Ebenso hofft der Chef der SPD-Europaabgeordneten, René Repasi, darauf, dass die Parlamentspräsidentin dem Fall nachgeht: "Das Plenum wird sich damit erstmal nicht befassen können, aber die Parlamentspräsidentin ist im Amt bis zum Wahltag - und so lange arbeitet auch die Parlamentsverwaltung. Und die sind selbstverständlich aufgerufen zu handeln."
Faeser: "Schwerwiegende Anschuldigungen"
Bundesinnenministerin Nancy Faeser zeigte sich alarmiert. Sie sprach von "äußerst schwerwiegenden" Anschuldigungen. "Wenn sich bestätigt, dass aus dem Europäischen Parlament heraus für chinesische Nachrichtendienste spioniert wurde, dann ist das ein Angriff von innen auf die europäische Demokratie", betonte die SPD-Politikerin. Auch das mögliche Ausspähen der chinesischen Opposition stelle einen schwerwiegenden Vorwurf dar. Sie betonte, dass auch "derjenige, der einen solchen Mitarbeiter beschäftigt", einen Teil der Verantwortung trage.

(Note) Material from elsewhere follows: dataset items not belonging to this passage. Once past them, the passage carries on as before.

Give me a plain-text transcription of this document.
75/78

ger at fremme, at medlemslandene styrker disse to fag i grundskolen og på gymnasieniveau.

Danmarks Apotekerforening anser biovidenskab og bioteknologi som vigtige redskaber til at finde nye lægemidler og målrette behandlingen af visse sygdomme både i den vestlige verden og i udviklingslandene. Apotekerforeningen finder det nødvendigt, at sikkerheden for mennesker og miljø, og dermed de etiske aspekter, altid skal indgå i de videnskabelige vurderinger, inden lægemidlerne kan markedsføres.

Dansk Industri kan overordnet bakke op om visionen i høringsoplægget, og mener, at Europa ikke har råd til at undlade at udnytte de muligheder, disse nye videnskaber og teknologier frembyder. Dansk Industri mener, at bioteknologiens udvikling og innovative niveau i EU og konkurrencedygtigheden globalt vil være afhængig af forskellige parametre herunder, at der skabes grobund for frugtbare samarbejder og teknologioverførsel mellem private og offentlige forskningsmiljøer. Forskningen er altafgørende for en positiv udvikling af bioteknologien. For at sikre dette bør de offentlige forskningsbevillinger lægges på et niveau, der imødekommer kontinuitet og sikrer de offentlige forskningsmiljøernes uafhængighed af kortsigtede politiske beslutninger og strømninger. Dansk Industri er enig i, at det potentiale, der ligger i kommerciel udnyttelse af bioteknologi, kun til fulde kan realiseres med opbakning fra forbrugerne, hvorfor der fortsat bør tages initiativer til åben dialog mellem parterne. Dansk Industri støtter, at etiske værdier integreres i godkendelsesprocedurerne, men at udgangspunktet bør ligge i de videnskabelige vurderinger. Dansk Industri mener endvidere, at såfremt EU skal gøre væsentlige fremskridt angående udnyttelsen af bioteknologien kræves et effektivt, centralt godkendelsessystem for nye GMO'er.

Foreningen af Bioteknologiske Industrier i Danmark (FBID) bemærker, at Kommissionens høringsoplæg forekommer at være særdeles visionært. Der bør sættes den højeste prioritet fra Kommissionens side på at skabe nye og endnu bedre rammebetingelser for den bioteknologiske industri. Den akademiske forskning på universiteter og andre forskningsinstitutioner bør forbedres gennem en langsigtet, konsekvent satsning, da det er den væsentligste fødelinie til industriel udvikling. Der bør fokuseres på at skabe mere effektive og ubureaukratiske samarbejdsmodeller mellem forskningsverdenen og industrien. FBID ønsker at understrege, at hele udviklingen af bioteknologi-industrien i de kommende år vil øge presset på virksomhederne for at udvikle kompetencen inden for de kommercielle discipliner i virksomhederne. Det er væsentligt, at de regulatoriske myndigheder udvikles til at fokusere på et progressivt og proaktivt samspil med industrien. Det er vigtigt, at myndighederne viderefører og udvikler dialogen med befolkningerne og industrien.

Auch Bundesjustizminister Marco Buschmann betonte gegenüber dem ARD-Hauptstadtstudio, sollte sich der Vorwurf bestätigen, "trifft er das Herz unserer Demokratie". Der FDP-Politiker fügte hinzu: "Das können wir nicht dulden, hier müssen harte Konsequenzen folgen, wenn sich der Verdacht bestätigt."
Parteispitze will sich am Mittwoch äußern
Die AfD-Bundesspitze will sich zunächst nicht weiter zum Fall äußern. Krah sei auf dem Weg nach Berlin, man werde sich zusammensetzen und den Fall besprechen, sagte Co-Partei- und Frakionschef Tino Chrupalla. Am Mittwochmorgen werde sich die Parteispitze dann öffentlich äußern. Es sei "absolut beunruhigend", wenn ein Mitarbeiter aufgrund von Spionagevorwürfen festgenommen werde, sagte Chrupalla.
Krah selbst zeigte sich überrascht. Von der Festnahme seines Mitarbeiters habe er am Vormittag aus der Presse erfahren, erklärte Krah in einer Mitteilung. "Weitere Informationen liegen mir nicht vor", hieß es darin. "Sollten sich die Vorwürfe als wahr erweisen, würde dies die sofortige Beendigung des Dienstverhältnisses nach sich ziehen."